Nathalie Lagerfeld is a writer and editor with extensive experience launching digital media projects. As Managing Editor at Hippo Thinks, she works with writers and researchers to create compelling and informative articles, blog posts, and other content for industry clients.

Nathalie studied Comparative Literature at Princeton, where she completed independent work in French literature and film. She was also a fellow at the Princeton Writing Center, where she discovered her passion for helping others polish their prose. Later, she got her first taste of startup life as an editor at Groupon, where she helped launch the Groupon Guide, a blog of engaging lifestyle articles that drive traffic to the Groupon website. She found she loved shaping the voice and mission for a newborn editorial project—a love that eventually led her to join the staff at Hippo Thinks.

When she’s not working for Hippo, Nathalie performs her first-person nonfiction essays at live lit readings around Chicago. Her essays and book reviews have been published in the Wilson Quarterly, Wunderkammer, and Story Club Magazine, and she also volunteers as a workshop leader and tutor at 826CHI, a writing tutoring center.

Why I love working for Hippo:

Like most editors, I love working with the written word, but the collaborative aspect of my job is equally important to me. I love that my job at Hippo connects me to talented researchers and writers who I can talk over plans and ideas with. It’s also exciting to be part of a new and expanding organization—I look forward to watching Hippo grow.

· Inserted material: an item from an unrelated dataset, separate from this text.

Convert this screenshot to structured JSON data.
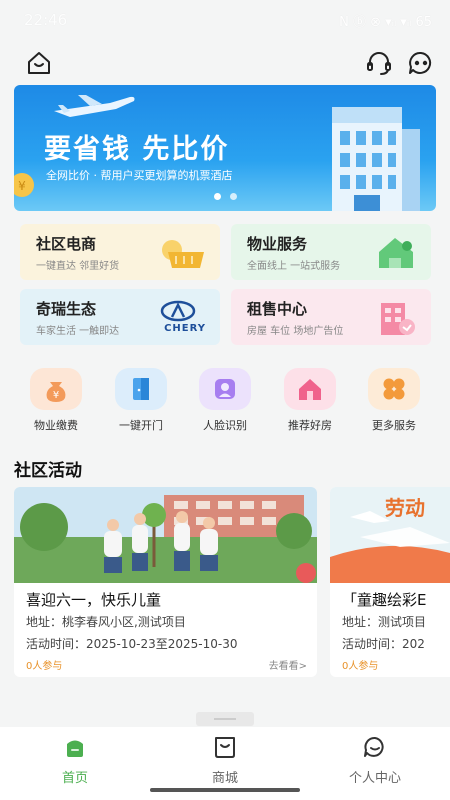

My favorite academic work:

Right now, definitely The Art of Cruelty: A Reckoning by Maggie Nelson. It’s the subtlest piece of arts criticism I’ve read in the past several years.

In another life, I’d be:

A film critic, anthropologist, or interplanetary explorer.

Aside from the mighty hippo, my favorite animal is the:

Honestly, probably the raccoon. I was obsessed with them as a kid—my childhood collection of raccoon stuffed animals still takes up a lot of precious real estate in my parents’ basement.